Community Action Plan (CAP) - Program work plan
Benchmarks - Time sensitive evaluation requirements set by CDC
2. General Description.
a. General Statement. Through implementing evidence and practice based
approaches in policy, systems, and environmental change, CDC's Communities
Putting Prevention to Work program aims to achieve broad reaching, highly
impactful, and sustainable change to reduce chronic disease morbidity and
mortality associated with obesity and tobacco use.
b. Authority. Grant Title: Communities Putting Prevention to Work, CFDA #:
93.520. Cooperative Agreement: 1 U58DP002526-01.
Attachment 1
c. Scope of Service. Services provided seek to reduce the burden of obesity
focusing on healthier food access and choices and increasing physical activity.
This agreement will provide services through Pinellas County targeting
underserved populations.
d. Major Program Goals. Major goals of the program are to achieve broad
reaching, highly impactful, and sustainable change to reduce chronic disease
morbidity and mortality associated with obesity implementing evidence and
practice-based approaches in policy, systems, and environmental change.
Purpose for this contract is to perform data collection, policy analysis and
implementation for Cooperative Agreement requirements.
B. Manner of Service Provision
Service Tasks.
a.Task List
1. Hire/house and provide supervision for one full time City employee dedicated
to CPPW project. City employee will serve on the CPPW Membership Team.

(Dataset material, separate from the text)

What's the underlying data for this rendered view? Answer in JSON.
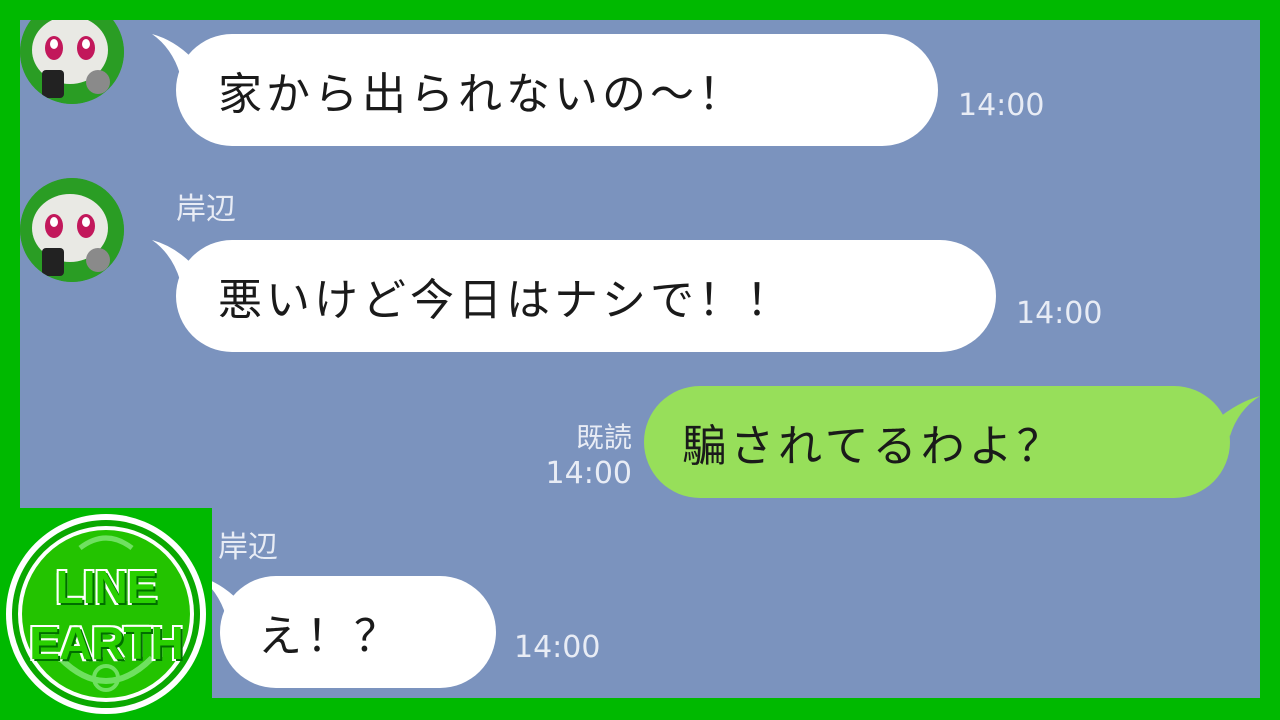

2. Conduct assessments/surveys of:
i. wellness policies/programs for employees
ii. public event policies/programs
iii. city legislation on complete street policies
iv. bicycle and pedestrian infrastructure minor renovation needs
v. lighting and signage requirements for bike and pedestrian usage in key
locations
vi.County/City zoning policies on community gardens
vii.Other surveys as requested by CPPW evaluation team
3. Promote city wide healthy lifestyle awareness campaigns at public events
within the City of Clearwater
4. Develop/implement policies that focus on healthy lifestyles in the workplace
5. Develop/implement policies to promote healthy choices at community events
6. Prepare evaluation surveys, reports/summaries per program and CDC
requirements
7. Attend monthly membership team meetings
8. Attend/present program information at City Council meetings
9. Collaborate with all CPPW partners including evaluation and media services
b. Performance Measures.
1. Staff hired within 30 days of signed agreement
2. 100% all required assessments completed
3. 2 completed City wide awareness campaigns/year
4. Wellness Policies developed for worksite and community settings
by June 30, 2011
5. 100% surveys, reports/summaries completed as required
6. At least 80% attendance at required meetings
2. Deliverables.
a. Provider will supply 1 FTE for policy analysis services.

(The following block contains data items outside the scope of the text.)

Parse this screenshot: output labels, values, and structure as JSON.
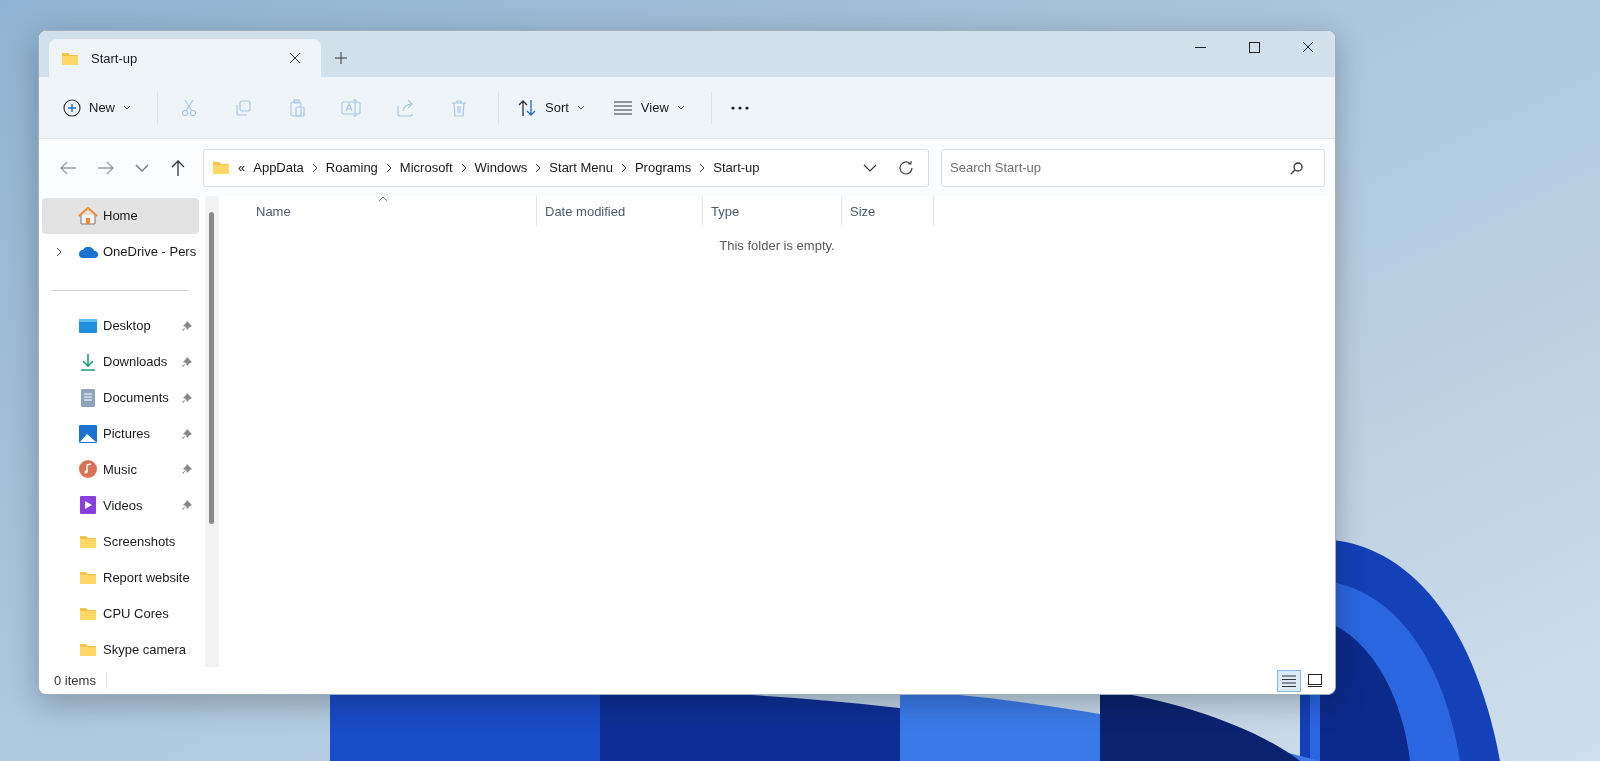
{
  "window": {
    "tab": {
      "title": "Start-up",
      "selected": true
    }
  },
  "toolbar": [
    {
      "kind": "menu",
      "label": "New",
      "disabled": false
    },
    {
      "kind": "separator"
    },
    {
      "kind": "icon",
      "disabled": true
    },
    {
      "kind": "icon",
      "disabled": true
    },
    {
      "kind": "icon",
      "disabled": true
    },
    {
      "kind": "icon",
      "disabled": true
    },
    {
      "kind": "icon",
      "disabled": true
    },
    {
      "kind": "icon",
      "disabled": true
    },
    {
      "kind": "separator"
    },
    {
      "kind": "menu",
      "label": "Sort",
      "disabled": false
    },
    {
      "kind": "menu",
      "label": "View",
      "disabled": false
    },
    {
      "kind": "separator"
    },
    {
      "kind": "more",
      "disabled": false
    }
  ],
  "navigation": [
    {
      "disabled": true
    },
    {
      "disabled": true
    },
    {
      "disabled": false
    },
    {
      "disabled": false
    }
  ],
  "address": {
    "overflow": "«",
    "segments": [
      "AppData",
      "Roaming",
      "Microsoft",
      "Windows",
      "Start Menu",
      "Programs",
      "Start-up"
    ]
  },
  "search": {
    "placeholder": "Search Start-up"
  },
  "sidebar": {
    "groups": [
      [
        {
          "label": "Home",
          "selected": true,
          "expandable": false,
          "pinned": false
        },
        {
          "label": "OneDrive - Pers",
          "selected": false,
          "expandable": true,
          "pinned": false
        }
      ],
      [
        {
          "label": "Desktop",
          "selected": false,
          "expandable": false,
          "pinned": true
        },
        {
          "label": "Downloads",
          "selected": false,
          "expandable": false,
          "pinned": true
        },
        {
          "label": "Documents",
          "selected": false,
          "expandable": false,
          "pinned": true
        },
        {
          "label": "Pictures",
          "selected": false,
          "expandable": false,
          "pinned": true
        },
        {
          "label": "Music",
          "selected": false,
          "expandable": false,
          "pinned": true
        },
        {
          "label": "Videos",
          "selected": false,
          "expandable": false,
          "pinned": true
        },
        {
          "label": "Screenshots",
          "selected": false,
          "expandable": false,
          "pinned": false
        },
        {
          "label": "Report website",
          "selected": false,
          "expandable": false,
          "pinned": false
        },
        {
          "label": "CPU Cores",
          "selected": false,
          "expandable": false,
          "pinned": false
        },
        {
          "label": "Skype camera",
          "selected": false,
          "expandable": false,
          "pinned": false
        }
      ]
    ]
  },
  "table": {
    "columns": [
      {
        "label": "Name",
        "sorted": true
      },
      {
        "label": "Date modified",
        "sorted": false
      },
      {
        "label": "Type",
        "sorted": false
      },
      {
        "label": "Size",
        "sorted": false
      }
    ],
    "empty_message": "This folder is empty."
  },
  "status_bar": {
    "item_count": "0 items",
    "view_modes": [
      {
        "selected": true
      },
      {
        "selected": false
      }
    ]
  }
}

b. Reports. Provider will submit quarterly reports and a final project report to the
Program Manager on the implementation and evaluation of interventions
contained within the CAP and anticipated policy outcomes.
c. Benchmarks. Provider will meet all benchmark quarterly measures required by
Program Manager and CDC. (Attachment 1 D)
2
Attachment 1
3. Provider Responsibilities.
a. Provider Unique Activities.
1) The Provider agrees to comply with agreement specifications listed in B.2.a.
B.2.b. and B.2.c.
2) The provider agrees to comply with General Agreement Terms and
Conditions, (Attachment 1A).
b. Coordination with Other Providers/Entities. The provider agrees to coordinate
with the collaborating partners. Failure of other providers or entities does not
alleviate the provider from any accountability for tasks or services that the
provider is obligated to perform pursuant to the agreement.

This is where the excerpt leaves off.